We haven’t yet felt the “hangover” from our binge, but things are starting to change. The Consumer Sentiment Index has dropped by over 40% in the past year to its lowest recorded level. Consumer spending generally follows their sentiment (typically delayed). Individuals will be stuck on the horns of a dilemma: either choose to continue spending or reduce expenditures in response to higher price. If they continue spending, it will negatively impact their financial position and make the Fed’s choices more difficult through the second half of this year. Decreased spending would slow the economy and increase the likelihood of a “recession.” Ah, there is that nasty word that no politician wants to invoke yet it is becoming ever more likely that it lies in our future.

If COVID-19 (and its variants) continue, particularly if China maintains its ‘COVID zero’ strategy (locking down segments of their economy), it is doubtful if the supply chain issues will be adequately resolved.
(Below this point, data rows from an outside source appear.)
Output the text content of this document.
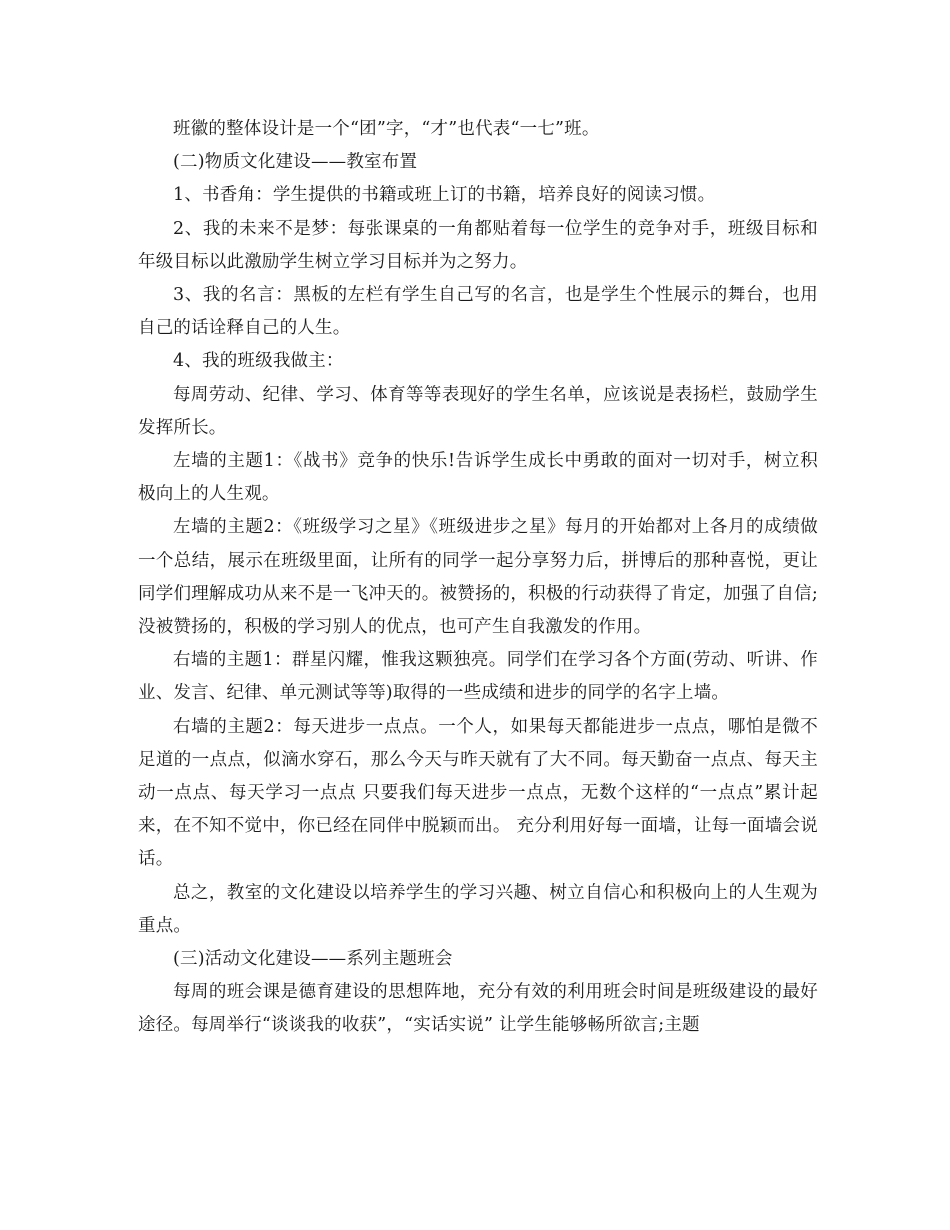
班徽的整体设计是一个“团”字，“才”也代表“一七”班。

(二)物质文化建设——教室布置

1、书香角：学生提供的书籍或班上订的书籍，培养良好的阅读习惯。

2、我的未来不是梦：每张课桌的一角都贴着每一位学生的竞争对手，班级目标和年级目标以此激励学生树立学习目标并为之努力。

3、我的名言：黑板的左栏有学生自己写的名言，也是学生个性展示的舞台，也用自己的话诠释自己的人生。

4、我的班级我做主：

每周劳动、纪律、学习、体育等等表现好的学生名单，应该说是表扬栏，鼓励学生发挥所长。

左墙的主题1：《战书》竞争的快乐!告诉学生成长中勇敢的面对一切对手，树立积极向上的人生观。

左墙的主题2：《班级学习之星》《班级进步之星》每月的开始都对上各月的成绩做一个总结，展示在班级里面，让所有的同学一起分享努力后，拼博后的那种喜悦，更让同学们理解成功从来不是一飞冲天的。被赞扬的，积极的行动获得了肯定，加强了自信;没被赞扬的，积极的学习别人的优点，也可产生自我激发的作用。

右墙的主题1：群星闪耀，惟我这颗独亮。同学们在学习各个方面(劳动、听讲、作业、发言、纪律、单元测试等等)取得的一些成绩和进步的同学的名字上墙。

右墙的主题2：每天进步一点点。一个人，如果每天都能进步一点点，哪怕是微不足道的一点点，似滴水穿石，那么今天与昨天就有了大不同。每天勤奋一点点、每天主动一点点、每天学习一点点 只要我们每天进步一点点，无数个这样的“一点点”累计起来，在不知不觉中，你已经在同伴中脱颖而出。 充分利用好每一面墙，让每一面墙会说话。

总之，教室的文化建设以培养学生的学习兴趣、树立自信心和积极向上的人生观为重点。

(三)活动文化建设——系列主题班会

每周的班会课是德育建设的思想阵地，充分有效的利用班会时间是班级建设的最好途径。每周举行“谈谈我的收获”，“实话实说” 让学生能够畅所欲言;主题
The War in Ukraine will continue to create anxiety (negatively affecting consumer sentiment) and put further stress on the energy sector (particularly as winter approaches). Eventually, the “cash” will work its way out of the economy and higher interest rates will eventually take their toll (particularly on the real estate market). Ultimately, consumer spending will fall (there is only so long you can spend money you don’t have-unless you are the government).

The Administration now has precious few tools to combat recession in the near term (I am skeptical about the positive impact of any government action). The Fed can still play with interest rates (the recent hikes are likely an attempt to get some room to operate). Government stimulus could increase personal spending, but not if sentiment is low (people will hold back). Furthermore, at some point the government will lose its credibility. How long can the Administration hemorrhage money into the system? At what point do we question their (our) ability to pay it back (even a massive tax increase wouldn’t make a dent)?

A global and national recession seems inevitable (within the next year). The impact locally may be somewhat different. Much of the economic drivers to our region (particularly the housing market) are driven by external forces. Would a recession increase or decrease the exodus of people from high tax states? Further, older retirees are having a greater impact on the region. More than 900 residents turn 65 each year and 600 turn 70. Over 155 thousand residents draw Social Security. This sector is much less sensitive to economic fluctuations (but they are greatly impacted by higher inflation).

The optimist in me wants to believe in the “special nature” of our region. The realist is very cautious. In the end, “as goes the nation, so goes the local economy.”